OTTAWA, April 18 (Xinhua) -- Canada's Consumer Price Index (CPI) rose 4.3 percent year over year in March, following a 5.2 percent increase in February. This was the smallest increase since August 2021, Statistics Canada said Tuesday.
As a result of the steep monthly increase in prices in March 2022, base-year effects, notably gasoline prices, continued to have a strong downward impact on consumer inflation, contributing to the year-over-year deceleration in March 2023, the national statistical agency said.
Excluding food and energy, prices were up 4.5 percent year over year in March, following a 4.8 percent gain in February, while the all-items CPI excluding mortgage interest cost rose 3.6 percent, after increasing 4.7 percent in February, the agency said.
According to the agency, on a monthly basis, the CPI was up 0.5 percent in March, following a 0.4 percent gain in February. On a seasonally adjusted monthly basis, the CPI rose 0.1 percent.
While headline inflation has slowed in recent months, having increased 1.7 percent in March compared with 6 months ago, prices remain elevated.
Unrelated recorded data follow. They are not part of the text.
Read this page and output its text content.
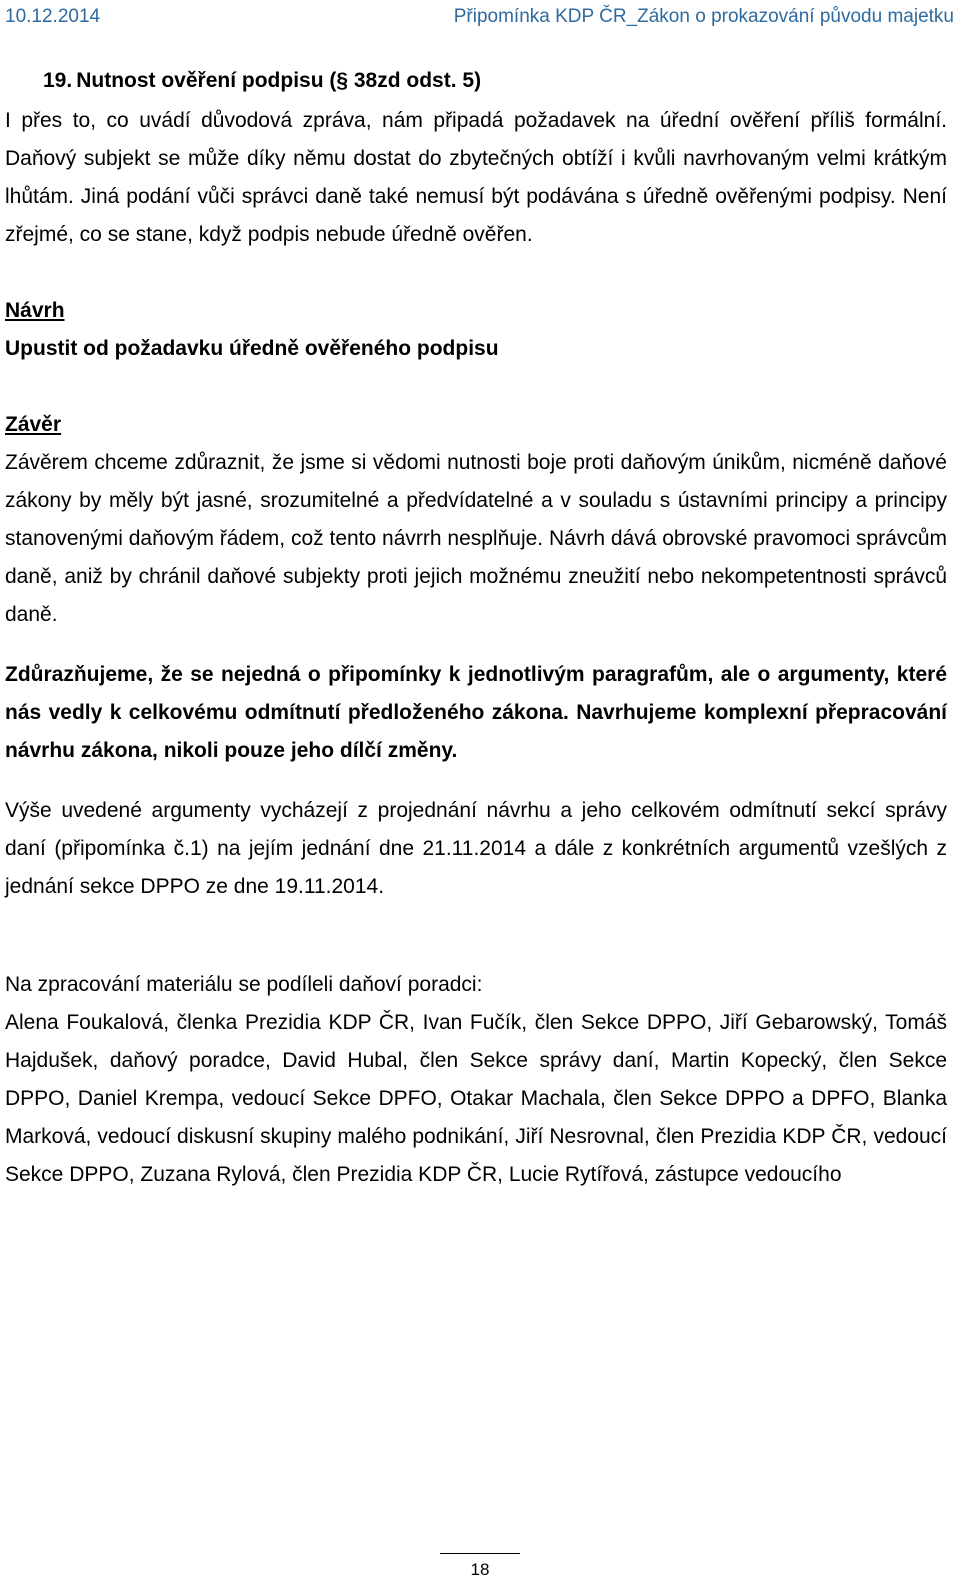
10.12.2014	Připomínka KDP ČR_Zákon o prokazování původu majetku
19. Nutnost ověření podpisu (§ 38zd odst. 5)

I přes to, co uvádí důvodová zpráva, nám připadá požadavek na úřední ověření příliš formální. Daňový subjekt se může díky němu dostat do zbytečných obtíží i kvůli navrhovaným velmi krátkým lhůtám. Jiná podání vůči správci daně také nemusí být podávána s úředně ověřenými podpisy. Není zřejmé, co se stane, když podpis nebude úředně ověřen.

Návrh
Upustit od požadavku úředně ověřeného podpisu
Závěr

Závěrem chceme zdůraznit, že jsme si vědomi nutnosti boje proti daňovým únikům, nicméně daňové zákony by měly být jasné, srozumitelné a předvídatelné a v souladu s ústavními principy a principy stanovenými daňovým řádem, což tento návrrh nesplňuje. Návrh dává obrovské pravomoci správcům daně, aniž by chránil daňové subjekty proti jejich možnému zneužití nebo nekompetentnosti správců daně.

Zdůrazňujeme, že se nejedná o připomínky k jednotlivým paragrafům, ale o argumenty, které nás vedly k celkovému odmítnutí předloženého zákona. Navrhujeme komplexní přepracování návrhu zákona, nikoli pouze jeho dílčí změny.

Výše uvedené argumenty vycházejí z projednání návrhu a jeho celkovém odmítnutí sekcí správy daní (připomínka č.1) na jejím jednání dne 21.11.2014 a dále z konkrétních argumentů vzešlých z jednání sekce DPPO ze dne 19.11.2014.

Na zpracování materiálu se podíleli daňoví poradci:

Alena Foukalová, členka Prezidia KDP ČR, Ivan Fučík, člen Sekce DPPO, Jiří Gebarowský, Tomáš Hajdušek, daňový poradce, David Hubal, člen Sekce správy daní, Martin Kopecký, člen Sekce DPPO, Daniel Krempa, vedoucí Sekce DPFO, Otakar Machala, člen Sekce DPPO a DPFO, Blanka Marková, vedoucí diskusní skupiny malého podnikání, Jiří Nesrovnal, člen Prezidia KDP ČR, vedoucí Sekce DPPO, Zuzana Rylová, člen Prezidia KDP ČR, Lucie Rytířová, zástupce vedoucího

18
Compared with 18 months ago, inflation has increased 8.7 percent, Statistics Canada said.
Tiff Macklem, governor of Bank of Canada, said on Tuesday that several things still have to happen to get inflation all the way back to the 2 percent target: inflation expectations have to come down further, services price inflation and wage growth need to moderate, and corporate pricing behaviour has to normalize.
Last week, the central bank maintained the policy rate at 4.5 percent, with an aim to return inflation to the 2 percent target next year.